Things begin to change when a new girl arrives in town. She is a 15-year-old named Becky. Gilbert takes to her immediately; the two seem to share a connection. Becky is wise beyond her years and has a love for life that surprises Gilbert.
Arnie frequently tries to escape Gilbert’s supervision to climb the town water tower, never understanding how dangerous it is. Gilbert is close to Arnie and serves as his protector, though he is often frustrated by the boy. He considers it his responsibility to make sure no one ever hurts Arnie.
Mrs. Carver’s husband dies suddenly, drowning in a kiddie pool after a heart attack, and she leaves town in the aftermath. A supermarket, FoodLand, opens in town and threatens to drive Lawson’s, where Gilbert works, out of business. Out of loyalty to Mr. Lawson, one of the few stable adult figures in his life, Gilbert refuses to set foot in FoodLand. He also won’t eat at the Burger Barn he has an aversion to chains and to corporate America.
Gilbert realizes the floor is sinking around his mother’s chair, and has to go into the basement to repair the beams supporting the floor above. Arnie is afraid of the basement, since it is the site of their father’s suicide. Gilbert’s relationship with his mother is strained; he strongly resembles his father, which is painful for her.
One day, Arnie slips away from Gilbert to climb the water tower again. This is one time too many, and he is arrested. Outraged, Gilbert’s mother leaves her chair for the first time in years to walk down to the police station and demand the release of her son. Various townspeople point, stare, whisper, and laugh at the site of her, but she is oblivious. The police release Arnie to her.
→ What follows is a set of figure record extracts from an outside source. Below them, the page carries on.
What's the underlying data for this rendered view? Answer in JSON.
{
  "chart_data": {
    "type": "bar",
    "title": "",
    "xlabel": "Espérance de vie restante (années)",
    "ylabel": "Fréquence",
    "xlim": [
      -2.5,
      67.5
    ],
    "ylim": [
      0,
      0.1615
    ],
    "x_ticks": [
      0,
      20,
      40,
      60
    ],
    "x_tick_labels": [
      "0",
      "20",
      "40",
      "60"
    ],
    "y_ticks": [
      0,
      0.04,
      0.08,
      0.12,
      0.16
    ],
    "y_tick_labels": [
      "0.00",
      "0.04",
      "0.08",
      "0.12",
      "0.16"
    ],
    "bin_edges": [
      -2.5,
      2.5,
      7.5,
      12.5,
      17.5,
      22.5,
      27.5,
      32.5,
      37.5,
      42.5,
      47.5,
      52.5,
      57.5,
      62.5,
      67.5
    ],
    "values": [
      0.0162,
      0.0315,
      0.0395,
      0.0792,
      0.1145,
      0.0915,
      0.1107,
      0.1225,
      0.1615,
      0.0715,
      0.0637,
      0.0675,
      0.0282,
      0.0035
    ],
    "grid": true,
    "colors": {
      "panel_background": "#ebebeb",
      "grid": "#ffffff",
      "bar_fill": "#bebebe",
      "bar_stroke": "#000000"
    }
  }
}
Arnie’s birthday is near, and the family plans a party for him. Gilbert’s two older siblings, Larry and Janice, arrive to help celebrate. Janice is a flight attendant who travels the world. Gilbert is jealous that she has escaped, and has seen places he cannot imagine. Larry was the one to find their father’s body, and left town to get away from that trauma. He only visits once a year, on Arnie’s birthday.
Arnie causes Amy to drop the cake she made for him, and they have to purchase a new one from FoodLand despite Gilbert’s principles. When Arnie begins to eat the cake early, dirtying his face and hands, Gilbert finally loses control. He slaps Arnie repeatedly until the boy cries. Then Gilbert realizes what he has done he has hurt the one person he always promised to protect.
Gilbert runs away from the party, but eventually returns to celebrate. That night, he and his mother have a heart-to-heart. She calls him her “knight in shimmering armor,” and admits she knows what a burden she has been. That night, she climbs the stairs for the first time in many years to sleep in the upstairs bedroom. The next morning, she is dead.
When the Grape children find her, they feel catharsis as well as grief. They have lost their mother, but a burden has also been lifted. There is no way to easily remove their mother from the room, so Gilbert suggests they burn the house to the ground so she can have dignity in death. The Grape children watch as their family home, and the traumatic memories it holds, burns to the ground.
In 1993, What’s Eating Gilbert Grape was adapted into a critically-acclaimed feature film starring Johnny Depp as Gilbert and Leonardo DiCaprio as Arnie in what would become his breakout role. Hedges adapted the screenplay himself and remained true to his book.